A partir da análise da obra em questão, os leitores mergulham no campo interpretativo do texto de forma a depositarem seus horizontes de expectativas na luta entre as disposições do texto. Com o mergulho no imaginário do leitor para compreender os sentidos da obra, é

que o leitor entra em contato com a fruição e o prazer do texto, pelo sentir, através das sensações.

À vista disto, fala-se sobre a conduta do prazer estético que se realiza nas três experiências:

para a consciência produtora, pela criação do mundo como sua própria obra (poiesis); para a consciência receptora, pela possibilidade de renovar a sua percepção, tanto na realidade externa quanto da interna (aisthesis); e, por fim, para que a experiência subjetiva se transforme em inter-subjetiva, pela ausência ao juízo exigido pela obra, ou pela identificação com normas de ação predeterminadas e a serem explicitadas. (JAUSS, 2002b, p. 102).
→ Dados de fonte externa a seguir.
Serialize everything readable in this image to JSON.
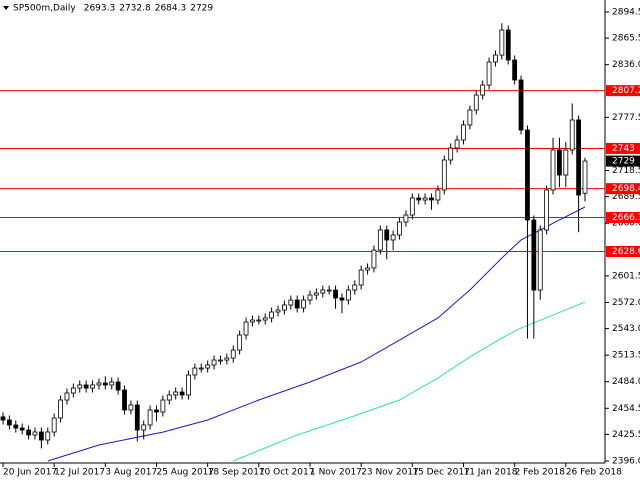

Hotel Atlântico, como se vê na teoria de Jauss, possibilita que o leitor passe pelas três

experiências sensitivas através do contato dualista entre leitor e obra: bem se vê, através das análises dos três leitores analisados, que a poiesis, experienciada pelo leitor que analisa a obra de acordo com seu horizonte de expectativas – e tal ação condutora induz ao resultado próprio de sua leitura – deve existir no campo da experiência.

Além disso, a aisthesis, pois o horizonte de expectativas da obra de Noll em si é determinante para a interação dialógica de que se comentou, pois sem ele não há interação e troca de raciocínio através da compreensão fruidora com os leitores. Enfim, a última experiência garante que o prazer se realize, pois a obra própria garante diversos sentidos pela interpretação através das expectativas de cada um – por isso a análise de três leitores que geram resultados ímpares.

A partir disto, pode-se entender um texto através do diálogo e da descoberta de sua dinamicidade. Eis que o papel do leitor entra em voga, tornando-se a chave para que essa comunicação aconteça. Já o sentido da obra é totalmente imagético, ou seja, dependerá de cada receptor e isto garante, no texto literário, a liberdade de interpretação. Para identificar a estética do livro de Noll e suas possibilidades de abertura, sabe-se que o entendimento da obra não é garantido somente por ela, mas por meio dos leitores, através da contribuição sensitiva. Por essa razão, a análise das três disposições a partir do contato leitor-texto é que garantem a esteticidade da obra, verificadas no segundo capítulo, sob a perspectiva do prazer de três leitores.

Somente através dos leitores coautores de Noll é que se pode compreender Hotel

Atlântico. Isto porque a capacidade da obra de ser completa e justificável por si só não existe,

já que o autor não se preocupa em ocupar os vazios incompletos ao longo da obra. Através dos vazios preenchidos a partir da sensibilidade do leitor, a obra está apta a ser compreendida.